Bildwinkel und Brennweite erklärt: Was die Kamera sieht

Bildwinkel und Brennweite bestimmen, wie viel eine Kamera in einem Bild erfasst. Zusammenhang, Sensorgröße und Kaufberatung erklärt.

Was ist der Bildwinkel (Brennweite)?

Der Bildwinkel gibt an, wie viel einer Szene ein Kameraobjektiv erfasst, ausgedrückt in Grad. Ein größerer Bildwinkel bedeutet, dass das Objektiv mehr von der Szene von links nach rechts (und von oben nach unten) sieht; ein kleinerer Bildwinkel fokussiert auf einen kleineren, weiter entfernten Ausschnitt. Die Brennweite – in Millimetern angegeben – ist die Objektivspezifikation, die diesen Winkel bestimmt. Kurze Brennweiten (wie 16 mm oder 24 mm) erzeugen große Bildwinkel, während lange Brennweiten (wie 85 mm oder 200 mm) kleine Bildwinkel erzeugen, die ferne Motive vergrößern.
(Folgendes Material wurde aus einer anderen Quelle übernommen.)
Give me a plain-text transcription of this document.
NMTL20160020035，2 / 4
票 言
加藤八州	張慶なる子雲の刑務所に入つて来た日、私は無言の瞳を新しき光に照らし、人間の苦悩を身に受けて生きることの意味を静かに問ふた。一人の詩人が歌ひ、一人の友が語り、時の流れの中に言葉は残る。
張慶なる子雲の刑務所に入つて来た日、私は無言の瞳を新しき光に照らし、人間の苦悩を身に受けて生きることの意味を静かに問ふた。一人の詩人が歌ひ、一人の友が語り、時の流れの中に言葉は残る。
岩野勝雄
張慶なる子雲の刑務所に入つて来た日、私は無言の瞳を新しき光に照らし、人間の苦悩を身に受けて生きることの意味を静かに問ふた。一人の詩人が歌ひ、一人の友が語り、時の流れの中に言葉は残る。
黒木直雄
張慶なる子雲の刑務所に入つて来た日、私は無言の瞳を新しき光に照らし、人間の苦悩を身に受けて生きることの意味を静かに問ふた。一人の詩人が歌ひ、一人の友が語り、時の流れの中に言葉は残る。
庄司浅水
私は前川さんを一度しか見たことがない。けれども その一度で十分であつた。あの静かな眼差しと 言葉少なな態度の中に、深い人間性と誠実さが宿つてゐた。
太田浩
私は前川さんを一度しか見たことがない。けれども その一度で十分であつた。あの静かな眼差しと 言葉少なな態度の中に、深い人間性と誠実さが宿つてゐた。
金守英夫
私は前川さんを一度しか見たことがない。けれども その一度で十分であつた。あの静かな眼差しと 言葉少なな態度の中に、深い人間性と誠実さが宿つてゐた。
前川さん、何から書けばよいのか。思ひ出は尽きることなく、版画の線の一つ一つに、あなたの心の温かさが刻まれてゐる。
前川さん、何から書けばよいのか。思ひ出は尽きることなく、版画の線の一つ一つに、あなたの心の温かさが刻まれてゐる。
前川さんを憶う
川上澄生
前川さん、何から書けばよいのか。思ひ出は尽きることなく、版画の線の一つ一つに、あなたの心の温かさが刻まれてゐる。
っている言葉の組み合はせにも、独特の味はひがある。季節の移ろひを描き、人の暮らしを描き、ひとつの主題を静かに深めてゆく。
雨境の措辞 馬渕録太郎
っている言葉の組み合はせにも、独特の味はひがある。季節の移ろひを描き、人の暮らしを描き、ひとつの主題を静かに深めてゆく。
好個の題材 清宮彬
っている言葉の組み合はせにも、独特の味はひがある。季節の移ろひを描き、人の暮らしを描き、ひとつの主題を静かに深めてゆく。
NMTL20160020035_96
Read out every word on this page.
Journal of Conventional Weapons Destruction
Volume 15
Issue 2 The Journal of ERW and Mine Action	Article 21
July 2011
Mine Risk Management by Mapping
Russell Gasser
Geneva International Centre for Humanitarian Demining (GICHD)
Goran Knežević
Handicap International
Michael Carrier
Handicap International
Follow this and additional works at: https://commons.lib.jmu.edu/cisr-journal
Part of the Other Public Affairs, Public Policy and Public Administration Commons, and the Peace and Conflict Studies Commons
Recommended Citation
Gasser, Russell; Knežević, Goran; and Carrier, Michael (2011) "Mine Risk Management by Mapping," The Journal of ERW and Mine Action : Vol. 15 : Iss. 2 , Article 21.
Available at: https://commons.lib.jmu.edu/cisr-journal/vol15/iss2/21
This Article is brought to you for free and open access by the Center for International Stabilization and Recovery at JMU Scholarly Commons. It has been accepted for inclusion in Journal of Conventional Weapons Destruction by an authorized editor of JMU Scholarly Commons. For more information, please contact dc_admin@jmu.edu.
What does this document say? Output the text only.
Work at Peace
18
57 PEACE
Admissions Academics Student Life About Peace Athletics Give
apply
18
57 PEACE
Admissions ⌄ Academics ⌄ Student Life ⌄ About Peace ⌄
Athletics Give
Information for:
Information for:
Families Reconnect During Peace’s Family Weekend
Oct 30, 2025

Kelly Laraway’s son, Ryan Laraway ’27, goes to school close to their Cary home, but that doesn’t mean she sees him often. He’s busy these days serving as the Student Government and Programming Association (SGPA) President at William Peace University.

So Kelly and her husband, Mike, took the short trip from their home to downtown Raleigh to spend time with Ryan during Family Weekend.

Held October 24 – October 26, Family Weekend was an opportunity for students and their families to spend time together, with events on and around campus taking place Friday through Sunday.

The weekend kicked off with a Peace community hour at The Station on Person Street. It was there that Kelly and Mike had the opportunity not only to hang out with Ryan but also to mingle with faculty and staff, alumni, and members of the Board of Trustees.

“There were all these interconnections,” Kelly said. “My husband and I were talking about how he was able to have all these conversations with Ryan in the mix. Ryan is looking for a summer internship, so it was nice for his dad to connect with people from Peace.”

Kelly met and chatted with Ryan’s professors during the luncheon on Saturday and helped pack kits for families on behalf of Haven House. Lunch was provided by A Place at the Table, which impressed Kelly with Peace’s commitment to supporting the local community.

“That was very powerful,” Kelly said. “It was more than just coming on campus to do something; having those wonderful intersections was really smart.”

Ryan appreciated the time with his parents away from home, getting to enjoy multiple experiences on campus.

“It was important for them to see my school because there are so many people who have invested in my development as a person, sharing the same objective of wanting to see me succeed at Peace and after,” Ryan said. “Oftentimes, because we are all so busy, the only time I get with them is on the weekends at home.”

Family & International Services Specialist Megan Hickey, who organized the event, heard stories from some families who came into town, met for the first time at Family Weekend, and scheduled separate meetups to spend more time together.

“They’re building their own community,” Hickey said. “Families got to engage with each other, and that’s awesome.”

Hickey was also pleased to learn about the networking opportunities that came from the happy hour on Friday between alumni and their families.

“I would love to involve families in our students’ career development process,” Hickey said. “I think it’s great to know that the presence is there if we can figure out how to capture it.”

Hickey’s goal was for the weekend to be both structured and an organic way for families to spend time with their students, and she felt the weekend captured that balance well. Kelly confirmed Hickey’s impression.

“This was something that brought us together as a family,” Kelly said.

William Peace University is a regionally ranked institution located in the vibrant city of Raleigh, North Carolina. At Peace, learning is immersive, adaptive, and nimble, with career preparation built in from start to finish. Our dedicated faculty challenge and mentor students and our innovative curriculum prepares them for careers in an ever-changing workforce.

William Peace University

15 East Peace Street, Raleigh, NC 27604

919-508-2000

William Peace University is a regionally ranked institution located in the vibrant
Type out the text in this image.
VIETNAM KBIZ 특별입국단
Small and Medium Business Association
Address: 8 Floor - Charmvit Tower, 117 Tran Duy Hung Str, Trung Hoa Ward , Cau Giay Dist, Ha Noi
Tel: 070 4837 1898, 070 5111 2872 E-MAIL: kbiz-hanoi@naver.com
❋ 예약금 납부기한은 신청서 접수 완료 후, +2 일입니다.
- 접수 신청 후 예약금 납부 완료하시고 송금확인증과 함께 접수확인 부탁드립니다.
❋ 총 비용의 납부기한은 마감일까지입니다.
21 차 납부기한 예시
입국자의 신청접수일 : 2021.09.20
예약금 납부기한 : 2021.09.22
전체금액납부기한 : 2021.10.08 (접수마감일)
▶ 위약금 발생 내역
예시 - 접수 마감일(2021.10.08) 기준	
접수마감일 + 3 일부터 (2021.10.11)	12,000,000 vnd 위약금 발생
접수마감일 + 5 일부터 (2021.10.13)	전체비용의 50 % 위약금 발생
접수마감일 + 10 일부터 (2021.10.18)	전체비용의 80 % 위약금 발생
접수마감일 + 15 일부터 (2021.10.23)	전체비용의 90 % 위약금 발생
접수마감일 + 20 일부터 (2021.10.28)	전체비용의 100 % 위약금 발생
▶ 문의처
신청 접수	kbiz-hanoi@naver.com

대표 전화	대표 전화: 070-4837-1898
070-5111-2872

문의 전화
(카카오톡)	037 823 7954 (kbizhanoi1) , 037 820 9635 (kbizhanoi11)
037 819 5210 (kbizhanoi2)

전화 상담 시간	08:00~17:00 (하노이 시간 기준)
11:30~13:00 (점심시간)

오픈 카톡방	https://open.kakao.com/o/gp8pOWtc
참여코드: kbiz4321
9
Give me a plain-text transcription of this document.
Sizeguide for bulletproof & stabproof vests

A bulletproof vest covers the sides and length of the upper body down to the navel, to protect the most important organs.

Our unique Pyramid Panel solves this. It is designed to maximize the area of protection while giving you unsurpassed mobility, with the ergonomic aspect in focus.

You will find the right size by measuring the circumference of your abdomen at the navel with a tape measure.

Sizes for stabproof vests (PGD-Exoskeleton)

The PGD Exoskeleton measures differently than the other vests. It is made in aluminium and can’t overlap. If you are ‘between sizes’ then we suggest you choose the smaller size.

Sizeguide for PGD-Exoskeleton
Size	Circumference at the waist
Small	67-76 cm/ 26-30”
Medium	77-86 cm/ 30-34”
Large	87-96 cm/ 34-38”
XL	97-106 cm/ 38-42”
Diese beiden Konzepte sind untrennbar: Die Brennweite ist die technische Spezifikation auf dem Objektiv, der Bildwinkel ist das praktische Ergebnis dieser Spezifikation. Diesen Zusammenhang zu verstehen ist die Grundlage dafür, das richtige Objektiv für jede Situation zu wählen – von weiten Landschaften bis zu engen Porträts und fernem Wild.

Im Detail

Zusammenhang zwischen Brennweite und Bildwinkel

Die Brennweite ist der Abstand (in Millimetern) zwischen dem optischen Zentrum des Objektivs und dem Bildsensor, wenn das Objektiv auf unendlich fokussiert ist. Sie ist eine physikalische Eigenschaft des Objektivaufbaus. Eine kürzere Brennweite bedeutet, dass das Objektiv Licht stärker bündelt und so einen breiteren Lichtkegel – und damit einen größeren Bildwinkel – einfängt. Eine längere Brennweite bündelt Licht weniger stark, erfasst einen engeren Kegel und vergrößert ferne Motive.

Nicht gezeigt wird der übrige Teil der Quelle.